Insulin treatment can cause low blood sugar, weight gain, and discomfort at the site of injection. The tablets used to treat diabetes can have different side effects such as diarrhea, nausea, weight gain, and low blood sugar levels. Some may even experience sexual dysfunction. Glucagon injections may cause side effects such as nausea, vomiting, and low blood sugar. Some individuals have even reported about allergy symptoms such as skin rashes and breathing problems.
Preliminary studies have revealed that giving an extra dose of naturally occurring hormones to type 2 diabetes patients may help fight the disease by correcting the imbalance. People with type 2 diabetes are not able to produce or synthesize enough amount of insulin that is required to absorb glucose in the cells to meet the energy level needed by the body. Modification in the diet, exercise, medications to lower blood glucose levels, and supplementation of insulin may be needed. If it is left untreated, complications can include kidney damage, loss of limbs, and blindness.

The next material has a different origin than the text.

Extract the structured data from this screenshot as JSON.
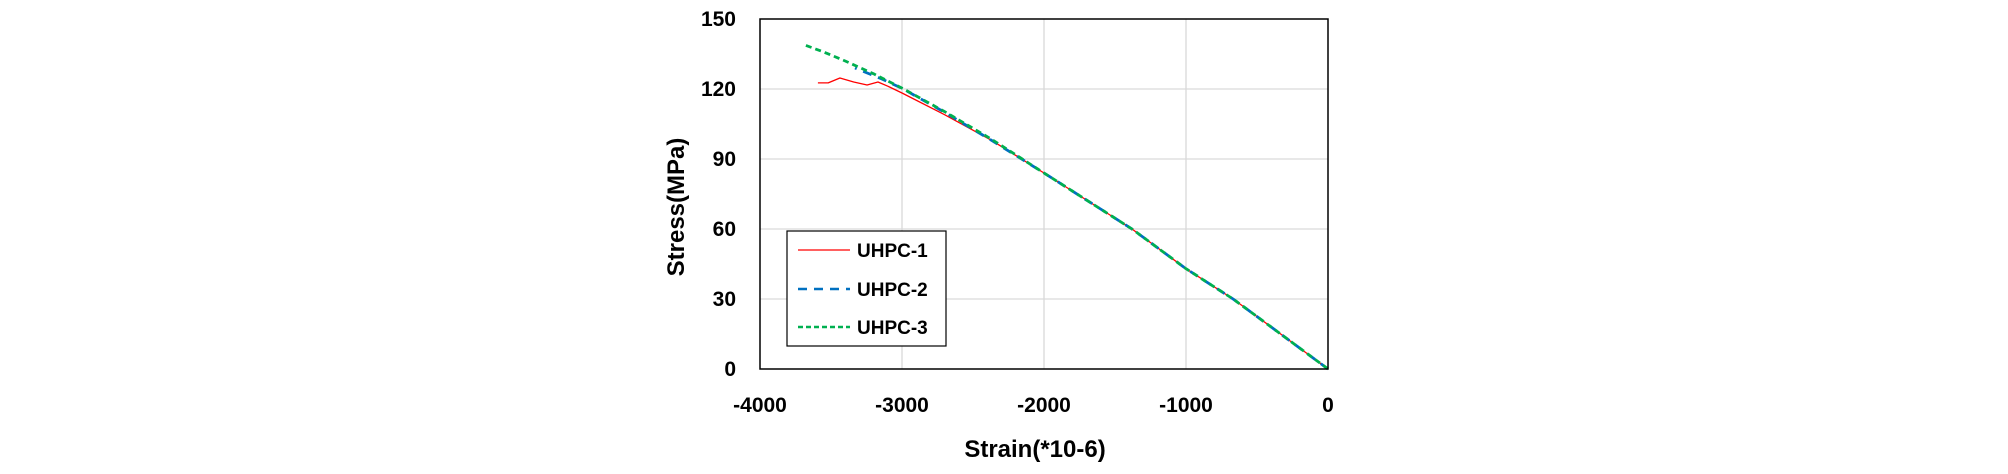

However, a certain study has published that a glucagon-like peptide can eventually become an alternative treatment for diabetes. This hormone is found in lower concentrations in people with type 1 diabetes and is associated with insulin production.
In a Danish research, 20 patients were given either intravenous injection of the hormone or saline placebo for six weeks. It was noted that those who received GLP-1 in several major areas showed improvement and reported without any side effects. The improvements were:
- Fasting and decreased eight-hour average blood glucose levels
- Loss of about 4 lbs in body weight
- Reduced appetite
- Sensitivity to insulin and improvement in cell function
This study proves that a GLP-1 based treatment is more likely to be effective in the long run. Thus, eventually along with the correction of the metabolic disturbance of the disease, it would be possible to restore the underlying cells, whose function is defective. About 10 percent of adults over 60 years old are affected with type 2 diabetes. The disease has also emerged in some children and teenagers as well.